Somos una sociedad en la que es difícil decir no sólo lo que somos, sino lo que hemos sido. ¿Hemos sido el silencio cobarde de los largos años de franquismo o el coraje de las minorías que resistieron? ¿Somos la esperanza independentista ahora mortecina o somos una sociedad resignada a reconciliarse con el represor de nuestros derechos? ¿Somos la sociedad emprendedora empeñada en crear riqueza y trabajo pese a las adversidades o somos el carpe decimos ¿de las masas sedientas de fiesta perpetua?
El uso de conceptos viejos para designar realidades nuevas explica de dónde vienen muchos malentendidos, y crea confusiones cuando se emplean para construir el futuro.
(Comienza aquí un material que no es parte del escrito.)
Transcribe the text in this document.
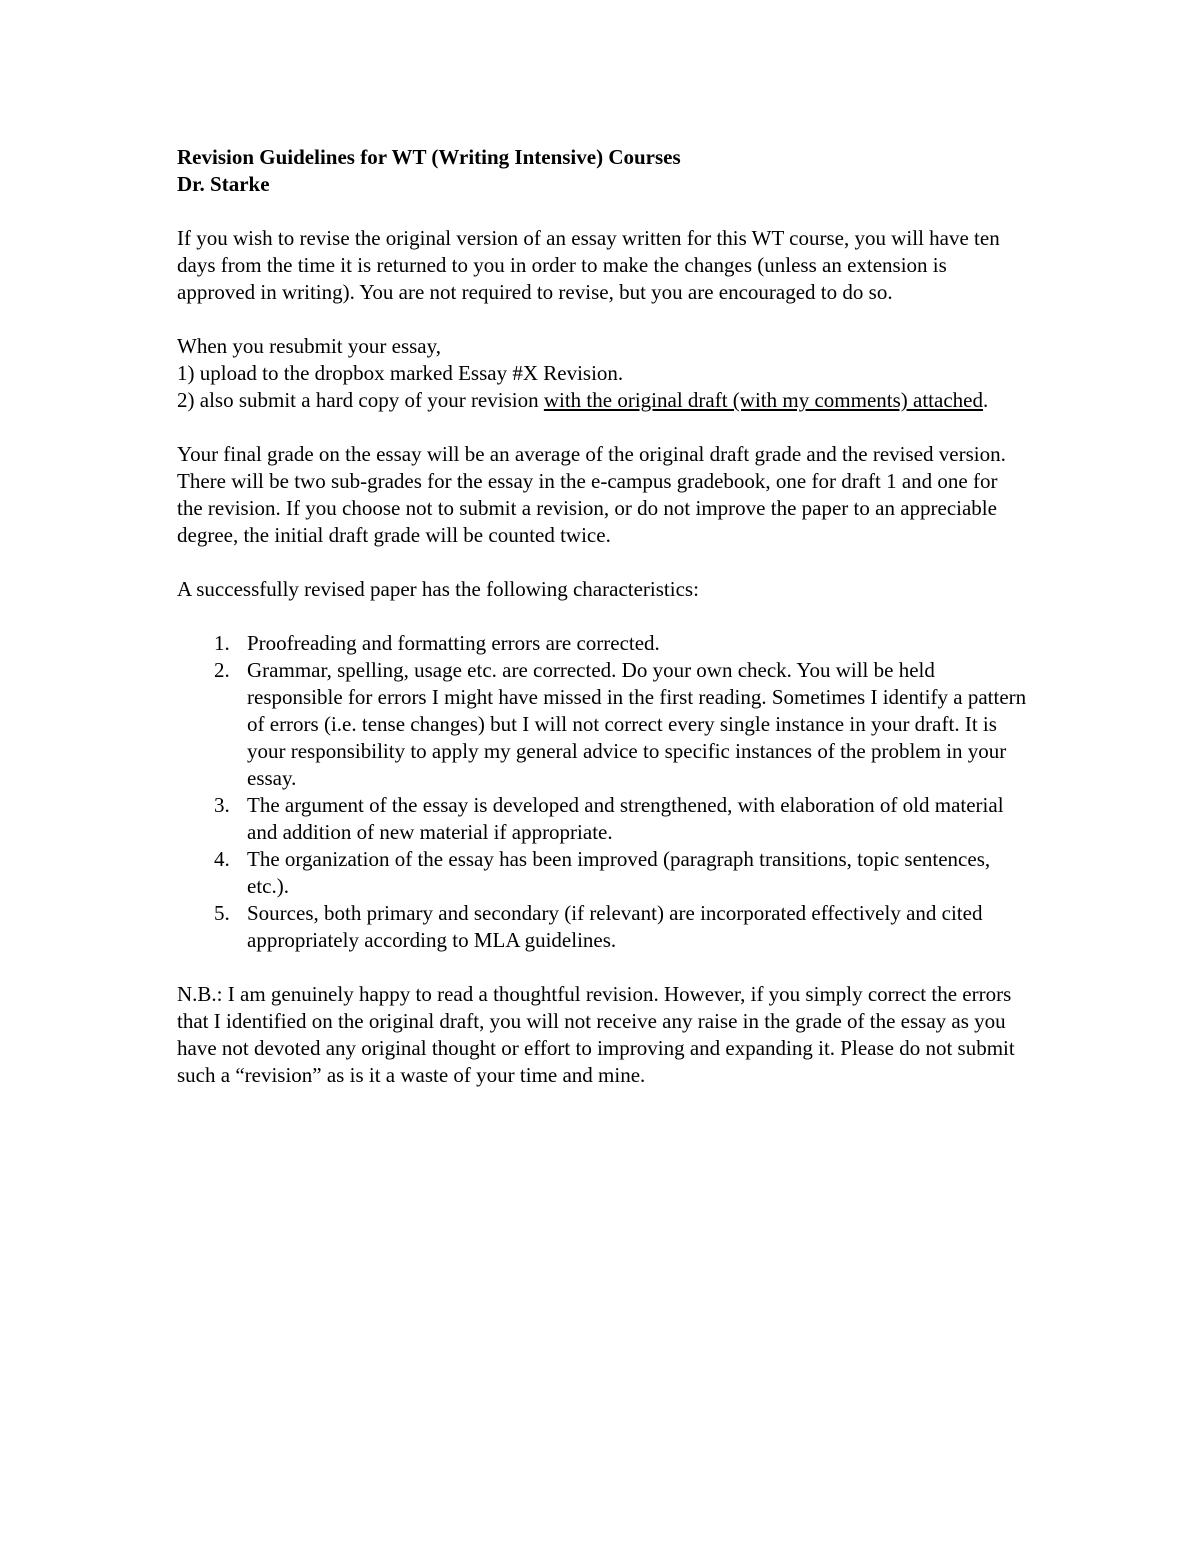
Revision Guidelines for WT (Writing Intensive) Courses

Dr. Starke

If you wish to revise the original version of an essay written for this WT course, you will have ten days from the time it is returned to you in order to make the changes (unless an extension is approved in writing). You are not required to revise, but you are encouraged to do so.

When you resubmit your essay,

1) upload to the dropbox marked Essay #X Revision.

2) also submit a hard copy of your revision with the original draft (with my comments) attached.

Your final grade on the essay will be an average of the original draft grade and the revised version. There will be two sub-grades for the essay in the e-campus gradebook, one for draft 1 and one for the revision. If you choose not to submit a revision, or do not improve the paper to an appreciable degree, the initial draft grade will be counted twice.

A successfully revised paper has the following characteristics:

1. Proofreading and formatting errors are corrected.
2. Grammar, spelling, usage etc. are corrected. Do your own check. You will be held responsible for errors I might have missed in the first reading. Sometimes I identify a pattern of errors (i.e. tense changes) but I will not correct every single instance in your draft. It is your responsibility to apply my general advice to specific instances of the problem in your essay.
3. The argument of the essay is developed and strengthened, with elaboration of old material and addition of new material if appropriate.
4. The organization of the essay has been improved (paragraph transitions, topic sentences, etc.).
5. Sources, both primary and secondary (if relevant) are incorporated effectively and cited appropriately according to MLA guidelines.

N.B.: I am genuinely happy to read a thoughtful revision. However, if you simply correct the errors that I identified on the original draft, you will not receive any raise in the grade of the essay as you have not devoted any original thought or effort to improving and expanding it. Please do not submit such a “revision” as is it a waste of your time and mine.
La extrema derecha xenófoba, además de odio, con sus palabras relata y vende un pasado quimérico, afortunadamente, imposible de reconstruir. Pero también, y más allá de la grosera manipulación política que hizo la izquierda de aquí y la de allí tildándola de racista, cuando la diputada de Junts Míriam Nogueras, en la razonada reclamación de competencias de inmigración, mencionó la necesaria "supervivencia de nuestra identidad", el término supervivencia remitía, confusa e innecesaria, al pasado. Y, mucho peor –aunque curiosamente sin provocar ninguna alergia política–, Feijóo se ha atrevido a apelar a la hispanidad por decir que favorecería una inmigración por proximidad identitaria, supongo que por razón de una lengua y no de un pasado colonizador, lo que confirma la voluntad de sustitución lingüística allí donde tenemos otra propia. Una idea remate por Ayuso cuando ha dicho que la inmigración hispana no es inmigración. Y, por cierto, ¿no es racismo identitario eurocéntrico, la retórica cosmopolita de la izquierda extrema de Podemos, insensible a todos los genocidios menos a uno?
No es en pocas rayas y apresuradamente que se puede dar respuesta a los desafíos que aquí señalo. Pero de unas viejas identidades con pretensiones esencialistas y ancladas en un pasado poco o muy mistificado debemos ir pensando en unas identidades orientadas al futuro, construidas sobre esperanzas comunes y solidarias, donde nos puedan encontrar personas de orígenes e itinerarios diversos para ser capaces de establecer los vínculos necesarios para hacer prosperar la individua y la nariz.